Additionally, undefined error codes might occur because the error relates to a third-party object, such as the operating system or ActiveX. For these third-party errors, you might be able to obtain a description of the error by searching the Web for the error code (5002) or for its hexadecimal representation (0x0000138A).

This is my VI diagram: Image 1 Image 2

And this is my control panel:

Control panel

And the connections to my arduino: Arduino

So:

  1. how can I solve this problem?
  2. Where can I find more information to get this

Thanks for your help, but I'm new on this world (Arduino and Labview)

arduino
labview
asked on Stack Overflow Nov 23, 2018 by jecorrales

2 Answers

2

Follow the suggestion given in error message. First of all, make sure that you could communicate with Arduino using some simple serial line terminal, like RealTerm, or HTerm. In case if you couldn't send any command using serial line terminal, check out which firmware do you have on Arduino. This is the way, how you could troubleshoot this issue...
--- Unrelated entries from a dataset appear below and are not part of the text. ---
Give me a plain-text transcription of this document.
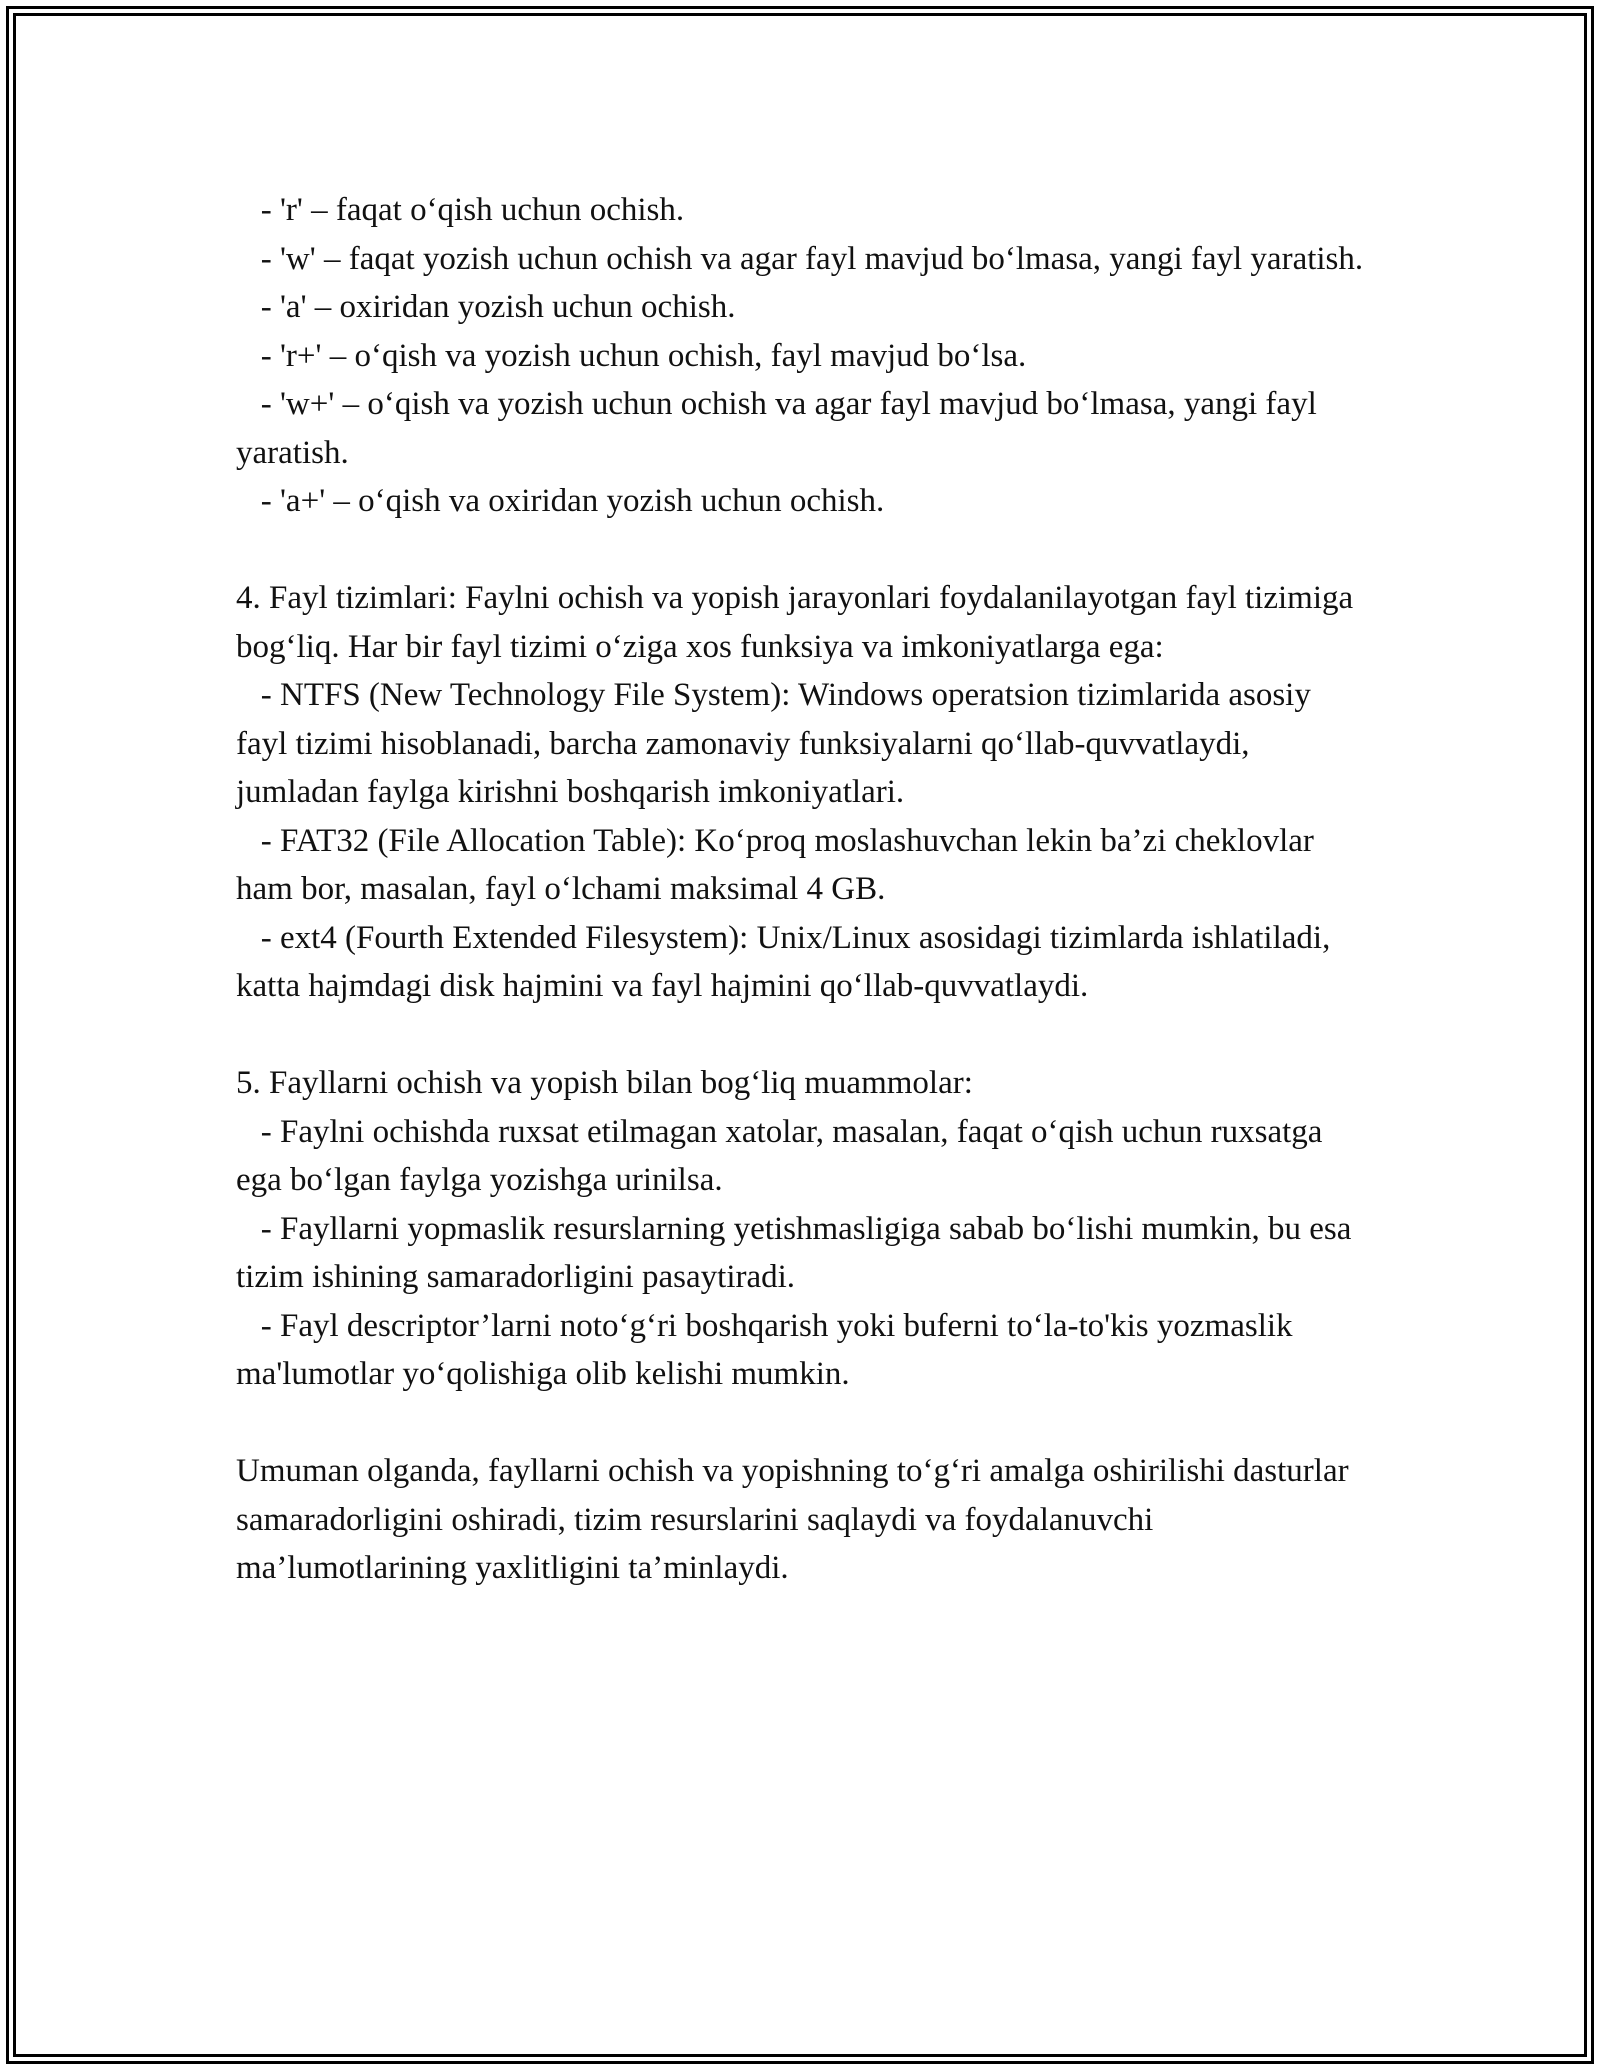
- 'r' – faqat o‘qish uchun ochish.

- 'w' – faqat yozish uchun ochish va agar fayl mavjud bo‘lmasa, yangi fayl yaratish.

- 'a' – oxiridan yozish uchun ochish.

- 'r+' – o‘qish va yozish uchun ochish, fayl mavjud bo‘lsa.

- 'w+' – o‘qish va yozish uchun ochish va agar fayl mavjud bo‘lmasa, yangi fayl yaratish.

- 'a+' – o‘qish va oxiridan yozish uchun ochish.

4. Fayl tizimlari: Faylni ochish va yopish jarayonlari foydalanilayotgan fayl tizimiga bog‘liq. Har bir fayl tizimi o‘ziga xos funksiya va imkoniyatlarga ega:

- NTFS (New Technology File System): Windows operatsion tizimlarida asosiy fayl tizimi hisoblanadi, barcha zamonaviy funksiyalarni qo‘llab-quvvatlaydi, jumladan faylga kirishni boshqarish imkoniyatlari.

- FAT32 (File Allocation Table): Ko‘proq moslashuvchan lekin ba’zi cheklovlar ham bor, masalan, fayl o‘lchami maksimal 4 GB.

- ext4 (Fourth Extended Filesystem): Unix/Linux asosidagi tizimlarda ishlatiladi, katta hajmdagi disk hajmini va fayl hajmini qo‘llab-quvvatlaydi.

5. Fayllarni ochish va yopish bilan bog‘liq muammolar:

- Faylni ochishda ruxsat etilmagan xatolar, masalan, faqat o‘qish uchun ruxsatga ega bo‘lgan faylga yozishga urinilsa.

- Fayllarni yopmaslik resurslarning yetishmasligiga sabab bo‘lishi mumkin, bu esa tizim ishining samaradorligini pasaytiradi.

- Fayl descriptor’larni noto‘g‘ri boshqarish yoki buferni to‘la-to'kis yozmaslik ma'lumotlar yo‘qolishiga olib kelishi mumkin.

Umuman olganda, fayllarni ochish va yopishning to‘g‘ri amalga oshirilishi dasturlar samaradorligini oshiradi, tizim resurslarini saqlaydi va foydalanuvchi ma’lumotlarining yaxlitligini ta’minlaydi.
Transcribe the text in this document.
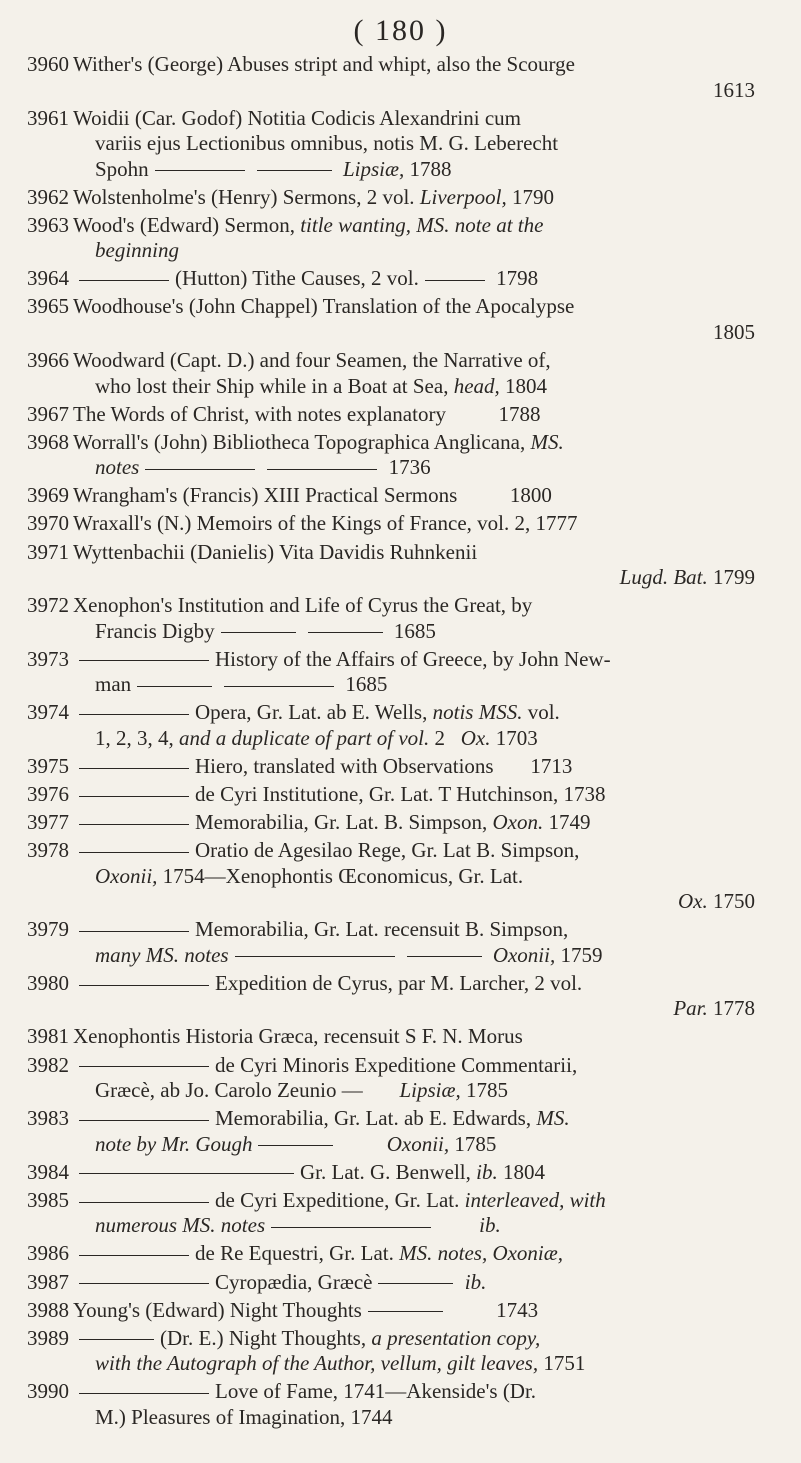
( 180 )
3960 Wither's (George) Abuses stript and whipt, also the Scourge
1613
3961 Woidii (Car. Godof) Notitia Codicis Alexandrini cum
variis ejus Lectionibus omnibus, notis M. G. Leberecht
Spohn	Lipsiæ, 1788
3962 Wolstenholme's (Henry) Sermons, 2 vol. Liverpool, 1790
3963 Wood's (Edward) Sermon, title wanting, MS. note at the
beginning
3964	(Hutton) Tithe Causes, 2 vol.	1798
3965 Woodhouse's (John Chappel) Translation of the Apocalypse
1805
3966 Woodward (Capt. D.) and four Seamen, the Narrative of,
who lost their Ship while in a Boat at Sea, head, 1804
3967 The Words of Christ, with notes explanatory	1788
3968 Worrall's (John) Bibliotheca Topographica Anglicana, MS.
notes	1736
3969 Wrangham's (Francis) XIII Practical Sermons	1800
3970 Wraxall's (N.) Memoirs of the Kings of France, vol. 2, 1777
3971 Wyttenbachii (Danielis) Vita Davidis Ruhnkenii
Lugd. Bat. 1799
3972 Xenophon's Institution and Life of Cyrus the Great, by
Francis Digby	1685
3973	History of the Affairs of Greece, by John New-
man	1685
3974	Opera, Gr. Lat. ab E. Wells, notis MSS. vol.
1, 2, 3, 4, and a duplicate of part of vol. 2 Ox. 1703
3975	Hiero, translated with Observations 1713
3976	de Cyri Institutione, Gr. Lat. T Hutchinson, 1738
3977	Memorabilia, Gr. Lat. B. Simpson, Oxon. 1749
3978	Oratio de Agesilao Rege, Gr. Lat B. Simpson,
Oxonii, 1754—Xenophontis Œconomicus, Gr. Lat.
Ox. 1750
3979	Memorabilia, Gr. Lat. recensuit B. Simpson,
many MS. notes	Oxonii, 1759
3980	Expedition de Cyrus, par M. Larcher, 2 vol.
Par. 1778
3981 Xenophontis Historia Græca, recensuit S F. N. Morus
3982	de Cyri Minoris Expeditione Commentarii,
Græcè, ab Jo. Carolo Zeunio — Lipsiæ, 1785
3983	Memorabilia, Gr. Lat. ab E. Edwards, MS.
note by Mr. Gough	Oxonii, 1785
3984	Gr. Lat. G. Benwell, ib. 1804
3985	de Cyri Expeditione, Gr. Lat. interleaved, with
numerous MS. notes	ib.
3986	de Re Equestri, Gr. Lat. MS. notes, Oxoniæ,
3987	Cyropædia, Græcè	ib.
3988 Young's (Edward) Night Thoughts	1743
3989	(Dr. E.) Night Thoughts, a presentation copy,
with the Autograph of the Author, vellum, gilt leaves, 1751
3990	Love of Fame, 1741—Akenside's (Dr.
M.) Pleasures of Imagination, 1744
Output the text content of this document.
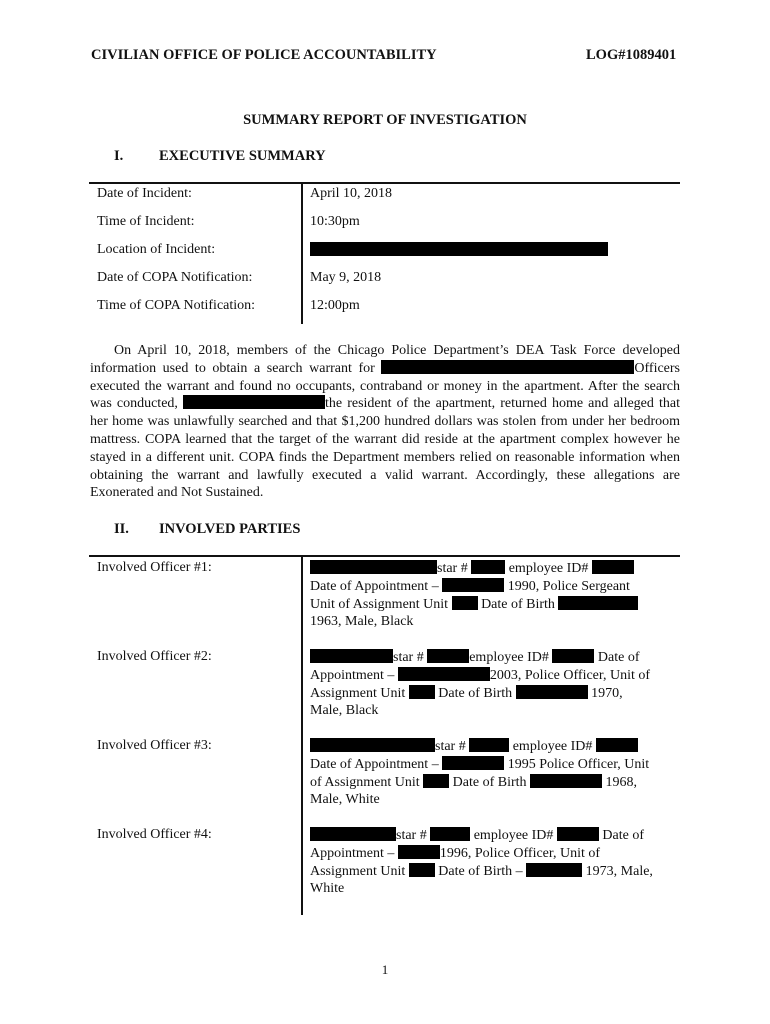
CIVILIAN OFFICE OF POLICE ACCOUNTABILITY	LOG#1089401
SUMMARY REPORT OF INVESTIGATION
I. EXECUTIVE SUMMARY
Date of Incident:	April 10, 2018
Time of Incident:	10:30pm
Location of Incident:
Date of COPA Notification:	May 9, 2018
Time of COPA Notification:	12:00pm
On April 10, 2018, members of the Chicago Police Department’s DEA Task Force developed information used to obtain a search warrant for	Officers executed the warrant and found no occupants, contraband or money in the apartment. After the search was conducted,	the resident of the apartment, returned home and alleged that her home was unlawfully searched and that $1,200 hundred dollars was stolen from under her bedroom mattress. COPA learned that the target of the warrant did reside at the apartment complex however he stayed in a different unit. COPA finds the Department members relied on reasonable information when obtaining the warrant and lawfully executed a valid warrant. Accordingly, these allegations are Exonerated and Not Sustained.
II. INVOLVED PARTIES
Involved Officer #1:	star #  employee ID#
Date of Appointment –	1990, Police Sergeant
Unit of Assignment Unit  Date of Birth
1963, Male, Black
Involved Officer #2:	star #	employee ID#	Date of
Appointment –	2003, Police Officer, Unit of
Assignment Unit  Date of Birth	1970,
Male, Black
Involved Officer #3:	star #	employee ID#
Date of Appointment –	1995 Police Officer, Unit
of Assignment Unit  Date of Birth	1968,
Male, White
Involved Officer #4:	star #	employee ID#	Date of
Appointment –	1996, Police Officer, Unit of
Assignment Unit  Date of Birth –	1973, Male,
White
1
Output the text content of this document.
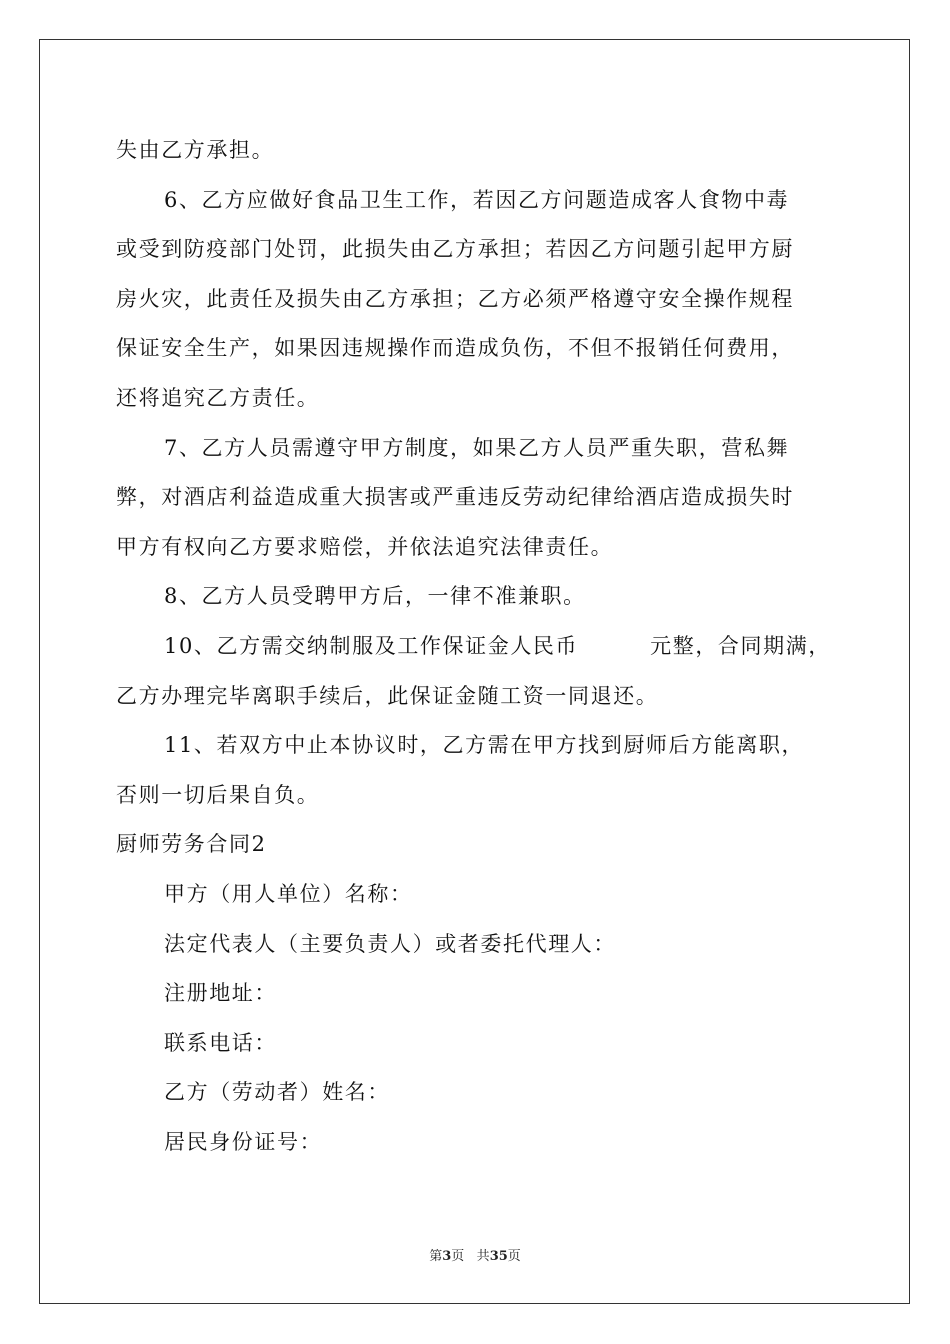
失由乙方承担。
6、乙方应做好食品卫生工作，若因乙方问题造成客人食物中毒
或受到防疫部门处罚，此损失由乙方承担；若因乙方问题引起甲方厨
房火灾，此责任及损失由乙方承担；乙方必须严格遵守安全操作规程
保证安全生产，如果因违规操作而造成负伤，不但不报销任何费用，
还将追究乙方责任。
7、乙方人员需遵守甲方制度，如果乙方人员严重失职，营私舞
弊，对酒店利益造成重大损害或严重违反劳动纪律给酒店造成损失时
甲方有权向乙方要求赔偿，并依法追究法律责任。
8、乙方人员受聘甲方后，一律不准兼职。
10、乙方需交纳制服及工作保证金人民币	元整，合同期满，
乙方办理完毕离职手续后，此保证金随工资一同退还。
11、若双方中止本协议时，乙方需在甲方找到厨师后方能离职，
否则一切后果自负。
厨师劳务合同2
甲方（用人单位）名称：
法定代表人（主要负责人）或者委托代理人：
注册地址：
联系电话：
乙方（劳动者）姓名：
居民身份证号：
第3页 共35页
answered on Stack Overflow Nov 23, 2018 by kosist
1

You can ignore the second and third paragraphs of that error message; they're generated because the Arduino VI's you're using are generating a custom error code that they haven't registered with the LabVIEW development environment, so its automated error handling doesn't know what they mean. The information you need is in the first paragraph though.

As kosist's answer says, the first thing to check is that you can communicate with the Arduino at all. Before you even start with LabVIEW, have you tried using the Arduino IDE to program your device with a simple program like the 'blink' example?

If that works, then the next step is to make sure you've programmed your Arduino with the firmware it needs to communicate with the LabVIEW VIs you're using (can you link to where you got them from?) and then try a much simpler test program in LabVIEW - again, just get the Arduino to do something simple like turn the buzzer on and off. If you hit a problem with any of those, I suggest asking a new question with details of exactly what you tried and what errors you saw.